One seemingly simple solution would be to increase enrolment—most teaching has moved online, so on-campus capacity is less of an issue. But larger classes require more faculty time—for grading and office hours—and any instructor will tell you that having a bigger class size decreases a course’s quality. Breznitz sees another issue with increasing enrolment, especially in the context of asynchronous online teaching: “When you post everything online and you don’t see the students and they do their work by themselves, then the question is, why would they come to you and not go to Harvard?”
Of course, not every student can get into an Ivy League school. But universities across the board may become more accessible if online class sizes expand. And in this sense, there is opportunity for all of them. “If you can ramp it up at a global level, or even a national level, the marginal cost starts to become much more attractive,” says Snowdon. “It’s one thing to be doing it for classes of 50, but if you start doing it for classes of 5,000, it starts to become financially much more viable.”

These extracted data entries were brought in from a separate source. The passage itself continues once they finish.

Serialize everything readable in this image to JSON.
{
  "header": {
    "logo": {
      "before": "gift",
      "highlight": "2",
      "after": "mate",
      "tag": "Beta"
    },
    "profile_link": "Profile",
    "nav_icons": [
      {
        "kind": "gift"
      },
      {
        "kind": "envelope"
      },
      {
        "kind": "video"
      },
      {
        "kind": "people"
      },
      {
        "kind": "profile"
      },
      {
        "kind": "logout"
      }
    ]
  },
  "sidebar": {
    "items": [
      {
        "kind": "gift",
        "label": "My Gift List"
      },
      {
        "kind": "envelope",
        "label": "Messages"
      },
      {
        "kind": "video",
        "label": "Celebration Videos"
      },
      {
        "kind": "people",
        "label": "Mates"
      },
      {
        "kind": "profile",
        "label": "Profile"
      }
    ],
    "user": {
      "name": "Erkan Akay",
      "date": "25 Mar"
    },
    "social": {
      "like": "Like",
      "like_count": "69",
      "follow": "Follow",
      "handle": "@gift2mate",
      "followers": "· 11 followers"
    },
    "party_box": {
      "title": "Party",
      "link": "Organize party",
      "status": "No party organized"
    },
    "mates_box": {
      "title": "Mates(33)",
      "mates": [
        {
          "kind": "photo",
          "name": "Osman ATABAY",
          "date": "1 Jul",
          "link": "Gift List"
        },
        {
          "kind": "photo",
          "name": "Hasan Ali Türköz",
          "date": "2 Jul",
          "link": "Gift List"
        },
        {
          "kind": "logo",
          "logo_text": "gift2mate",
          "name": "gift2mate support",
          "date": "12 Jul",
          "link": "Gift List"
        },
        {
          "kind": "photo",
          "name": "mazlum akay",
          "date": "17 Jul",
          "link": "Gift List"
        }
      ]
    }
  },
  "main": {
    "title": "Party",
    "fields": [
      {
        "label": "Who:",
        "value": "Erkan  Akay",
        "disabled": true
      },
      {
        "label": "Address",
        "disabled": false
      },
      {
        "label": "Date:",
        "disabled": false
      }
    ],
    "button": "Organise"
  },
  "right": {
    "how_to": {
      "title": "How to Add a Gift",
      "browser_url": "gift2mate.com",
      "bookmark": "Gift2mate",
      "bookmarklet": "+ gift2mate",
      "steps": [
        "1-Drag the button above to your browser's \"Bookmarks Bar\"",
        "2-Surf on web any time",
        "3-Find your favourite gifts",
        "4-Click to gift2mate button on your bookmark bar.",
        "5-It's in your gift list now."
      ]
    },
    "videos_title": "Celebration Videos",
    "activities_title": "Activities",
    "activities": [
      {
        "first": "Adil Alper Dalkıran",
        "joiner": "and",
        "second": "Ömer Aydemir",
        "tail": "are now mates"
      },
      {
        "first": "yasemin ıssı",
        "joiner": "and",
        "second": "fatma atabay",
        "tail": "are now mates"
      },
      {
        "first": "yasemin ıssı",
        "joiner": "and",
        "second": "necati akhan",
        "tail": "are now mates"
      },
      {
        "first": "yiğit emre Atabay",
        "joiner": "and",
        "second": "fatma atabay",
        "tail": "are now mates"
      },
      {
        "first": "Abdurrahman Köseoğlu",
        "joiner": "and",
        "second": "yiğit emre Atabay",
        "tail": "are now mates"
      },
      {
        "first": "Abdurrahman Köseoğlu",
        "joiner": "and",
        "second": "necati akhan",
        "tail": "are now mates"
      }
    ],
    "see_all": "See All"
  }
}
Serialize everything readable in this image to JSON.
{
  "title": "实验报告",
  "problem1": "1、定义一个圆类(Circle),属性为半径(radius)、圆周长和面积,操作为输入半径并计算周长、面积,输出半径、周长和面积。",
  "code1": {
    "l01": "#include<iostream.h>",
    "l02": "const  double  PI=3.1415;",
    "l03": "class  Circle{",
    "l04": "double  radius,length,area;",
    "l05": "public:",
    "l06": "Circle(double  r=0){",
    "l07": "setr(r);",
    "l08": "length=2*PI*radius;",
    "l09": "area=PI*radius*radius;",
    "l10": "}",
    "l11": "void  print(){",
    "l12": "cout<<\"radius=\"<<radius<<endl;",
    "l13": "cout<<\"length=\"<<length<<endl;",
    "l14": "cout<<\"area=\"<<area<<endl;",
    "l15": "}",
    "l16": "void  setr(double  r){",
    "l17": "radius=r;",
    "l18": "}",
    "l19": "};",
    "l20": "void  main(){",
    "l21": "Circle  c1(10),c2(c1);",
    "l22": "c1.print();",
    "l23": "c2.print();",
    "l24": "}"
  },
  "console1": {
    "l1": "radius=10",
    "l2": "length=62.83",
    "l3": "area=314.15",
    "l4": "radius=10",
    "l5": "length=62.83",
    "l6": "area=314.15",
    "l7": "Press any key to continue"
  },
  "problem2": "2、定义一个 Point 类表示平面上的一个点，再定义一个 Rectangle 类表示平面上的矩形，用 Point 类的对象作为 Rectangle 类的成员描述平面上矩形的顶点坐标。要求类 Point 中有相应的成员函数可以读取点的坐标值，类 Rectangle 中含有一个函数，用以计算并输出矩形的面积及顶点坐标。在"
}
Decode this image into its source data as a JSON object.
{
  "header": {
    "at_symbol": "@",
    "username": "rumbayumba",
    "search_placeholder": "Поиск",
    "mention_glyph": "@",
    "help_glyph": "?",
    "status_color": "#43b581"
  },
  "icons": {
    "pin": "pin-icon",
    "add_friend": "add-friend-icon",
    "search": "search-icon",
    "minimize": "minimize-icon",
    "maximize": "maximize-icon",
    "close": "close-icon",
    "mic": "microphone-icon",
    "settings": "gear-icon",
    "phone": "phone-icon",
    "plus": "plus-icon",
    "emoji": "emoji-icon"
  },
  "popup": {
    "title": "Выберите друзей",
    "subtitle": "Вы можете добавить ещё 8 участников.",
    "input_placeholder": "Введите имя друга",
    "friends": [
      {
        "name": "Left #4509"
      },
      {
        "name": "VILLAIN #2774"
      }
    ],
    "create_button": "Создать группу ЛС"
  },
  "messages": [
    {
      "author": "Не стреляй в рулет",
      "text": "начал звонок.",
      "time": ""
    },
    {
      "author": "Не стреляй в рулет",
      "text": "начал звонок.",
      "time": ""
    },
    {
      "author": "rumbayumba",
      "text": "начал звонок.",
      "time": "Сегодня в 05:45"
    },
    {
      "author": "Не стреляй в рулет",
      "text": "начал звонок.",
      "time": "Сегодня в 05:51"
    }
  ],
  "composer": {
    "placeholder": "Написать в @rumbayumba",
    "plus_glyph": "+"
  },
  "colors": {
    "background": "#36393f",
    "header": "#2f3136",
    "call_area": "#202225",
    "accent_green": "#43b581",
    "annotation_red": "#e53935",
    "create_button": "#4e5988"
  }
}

Only a handful of institutions—and particularly those with established international brands such as UBC, McGill and the University of Toronto—will be able to do that successfully, he says. “It’s going to be difficult for universities like Lakehead, the University of Winnipeg or the University of Regina to move into that league,” he says. “They don’t have the size, the investment capability or the brand recognition to move to national and international scales.”
For Deane, this type of scenario threatens to fundamentally transform the university experience. “Let’s say one result of this is that students decide online is not that bad and say, ‘I’d save money on residence—it’s cheaper I can just do it from home,’ ” he says. “What goes along with that is an increasing commodification of education as institutions insulate themselves against the damaging effects of that declining interest [in residence] by growing their online [enrolment].” The risk is that a university education becomes something you buy online rather than an immersive experience.
But Snowdon thinks that, in a way, the financial crunch the pandemic has caused is accelerating a conversation universities needed to have anyway. Schools have become so large, “you lose the notion of a community of learners or scholars,” he says. Universities have to some degree already shifted from being centres of learning to focusing on disciplines that will help students’ chances at employment. Snowdon thinks it’s worth asking: “What’s the cost of continual growth and greater emphasis on vocational programs that have a greater emphasis on jobs rather than learning?”
Snowdon suggests that refocusing on the role research plays in universities could help ground the vision of what a university should be and, on a more practical level, help schools focus on finding sustainable funding to support research. “There will be a reckoning in the next few years, and not only about the future of the institutions,” he says. “The institutions need to be asking themselves what they are trying to do.”